Aharon Shabtai : Cela n’est pas une erreur ! C’est une politique ! Je pense que, pour M. Sarkozy, c’est une façon de participer à l’occupation israélienne [3]. Il y a une collaboration entre les gouvernements européens et Israël. L’invitation d’Israël en fait partie. Sans l’aide des États-Unis, et désormais, sans l’aide de la France, Israël ne pourrait pas poursuivre une telle politique à l’encontre des Palestiniens. Cette aide donne à Israël le feu vert pour attaquer et tuer des Palestiniens, en particulier à Gaza. Il est très regrettable de constater que la France, l’Allemagne et les autres pays européens – qui ont un passé de persécution à l’encontre des juifs – participent, aujourd’hui, à la persécution, par Israël, des Palestiniens et des peuples arabes et musulmans.

Silvia Cattori : Que répondez-vous à ceux qui disent qu’il faut ne faut pas mélanger la culture et la politique ?

Aharon Shabtai : Pourquoi les séparer ? Dans la tradition européenne, comme chez les Grecs, des écrivains, tels Voltaire, Rousseau et Thomas Mann, ont toujours lutté contre l’oppression et pour la liberté. Les intellectuels et les écrivains progressistes se sont de tout temps engagés dans la critique politique.

Silvia Cattori : Donc, vous condamnez ceux qui s’apprêtent à participer à ce Salon, comme Amoz Oz [4], Avraham B. Yehoshua, Aharon Appelfeld, David Grossman, Zeruya Shalev, Etgar Keret, Orly Castel-Bloom, et autres ?

Aharon Shabtai : Oui ! Bien entendu ! Je les condamne, car, en agissant comme ils le font, ils contribuent à la propagande israélienne, et ils collaborent avec les occupants israéliens !

Silvia Cattori : Les avez-vous appelés à se joindre à votre action de boycott ?

Aharon Shabtai : Mais des écrivains tels Amoz Oz, David Grossmann et autres, ne veulent absolument pas boycotter Israël ! Je n’attends rien d’eux : ce sont des ambassadeurs d’Israël. Ils sont tout à fait coutumiers de la collaboration avec le gouvernement israélien ; ils font partie de l’appareil de propagande israélien. Aussi, il est tout-à-fait naturel, pour eux, d’aller partout où Israël est officiellement invité. Ils travaillent pour le gouvernement israélien.

Silvia Cattori : Ces écrivains israéliens sont donc bien des « collaborateurs » ?

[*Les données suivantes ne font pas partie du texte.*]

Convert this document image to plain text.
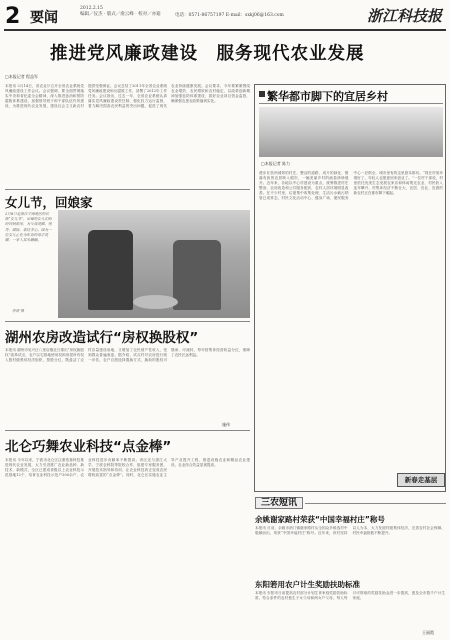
2 要闻
2012.2.15
编辑／仪杰 · 版式／俞云峰 · 校对／亦迪	电话：0571-86757197 E-mail：sxkj06@163.com	浙江科技报
推进党风廉政建设　服务现代农业发展
□本报记者 程益军
本报讯 2月14日，省农业厅召开全省农业系统党风廉政建设工作会议。会议强调，要全面贯彻落实中央和省纪委全会精神，深入推进惩治和预防腐败体系建设，加强领导班子和干部队伍作风建设，为推进现代农业发展、建设社会主义新农村提供坚强保证。会议总结了2011年全省农业系统党风廉政建设和反腐败工作，部署了2012年工作任务。会议指出，过去一年，全省农业系统认真落实党风廉政建设责任制，强化权力运行监督，着力解决损害农民利益的突出问题，促进了现代农业持续健康发展。会议要求，今年要紧紧围绕农业增效、农民增收和农村稳定，以改革创新精神加强惩防体系建设，抓好农业项目资金监管，确保强农惠农政策落到实处。
女儿节，回娘家
2月8日是浙江宁海地区的传统“女儿节”，出嫁的女儿们纷纷回到娘家，为父母洗脚、捶背、做饭，表达孝心。图为一位女儿正在为年迈的母亲洗脚，一家人其乐融融。
李铭 摄
湖州农房改造试行“房权换股权”
本报讯 湖州市吴兴区八里店镇近日推出“房权换股权”改革试点，农户以宅基地使用权和房屋所有权入股村级集体经济组织，按股分红，既盘活了农村存量建设用地，又增加了农民财产性收入，受到群众普遍欢迎。据介绍，试点村对农房进行统一评估，农户自愿选择置换方式，换取的股权可继承、可流转，每年按集体经营收益分红，保障了农民长远利益。
施伟
北仑巧舞农业科技“点金棒”
本报讯 今年以来，宁波市北仑区注重依靠科技推进现代农业发展，大力引进推广农业新品种、新技术、新模式，全区已建成省级以上农业科技示范基地12个，培育农业科技示范户300余户，农业科技进步贡献率不断提高。该区还与浙江大学、宁波农科院等院校合作，组建专家服务团，开展技术指导和培训，让农业科技真正变成农民增收致富的“点金棒”。同时，北仑区实施农业主导产业提升工程，推进设施农业和精品农业建设，农业综合效益显著提高。
繁华都市脚下的宜居乡村
□本报记者 陈力
漫步在杭州城郊的村庄，整洁的道路、成片的绿化、错落有致的农居映入眼帘，一幅美丽乡村的画卷徐徐展开。近年来，各地以中心村建设为重点，统筹推进村庄整治、农房改造和公共服务配套，农村人居环境明显改善。在不少村里，垃圾集中收集处理、生活污水截污纳管已成常态，村民文化活动中心、健身广场、便民服务中心一应俱全，城市里有的这里基本都有。“现在村里环境好了，年轻人也愿意回来创业了。”一位村干部说，村里依托优美生态发展农家乐和休闲观光农业，村民收入连年攀升，村集体经济不断壮大，宜居、宜业、宜游的新农村正在都市脚下崛起。
新春走基层
三农短讯
余姚谢家路村荣获“中国幸福村庄”称号
本报讯 日前，余姚市泗门镇谢家路村从全国众多候选村中脱颖而出，荣获“中国幸福村庄”称号。近年来，该村坚持以人为本，大力发展村级集体经济，完善农村社会保障，村民幸福指数不断提升。
东阳箬用农户计生奖励扶助标准
本报讯 东阳市日前提高农村部分计划生育家庭奖励扶助标准，符合条件的农村独生子女父母和两女户父母，每人每月可领取的奖励扶助金进一步提高，惠及全市数千户计生家庭。
王丽霞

Aharon Shabtai : Oui, bien sûr. Ces invitations sont, en effet, généralement lancées par un gouvernement qui perpétue le maintien du peuple palestinien sous une occupation militaire. Je pense que tout intellectuel, que tout écrivain, doit refuser de participer à toute réunion durant laquelle un anniversaire d’Israël puisse être célébré. Au lieu d’y aller, ils doivent aider les Palestiniens à recouvrer leurs droits, leurs terres et leur eau.

Il est de notre devoir de combattre les discriminations et les persécutions israéliennes ; d’avoir la même attitude que celles qu’eurent les écrivains, durant la lutte contre le régime d’apartheid sud-africain ; l’attitude qu’eurent des écrivains progressistes radicaux comme Brecht, Aragon, Breton, qui organisèrent, sous le nazisme, un Congrès et s’efforcèrent de lutter autant qu’il était possible contre la discrimination et la persécution dont les juifs étaient les victimes.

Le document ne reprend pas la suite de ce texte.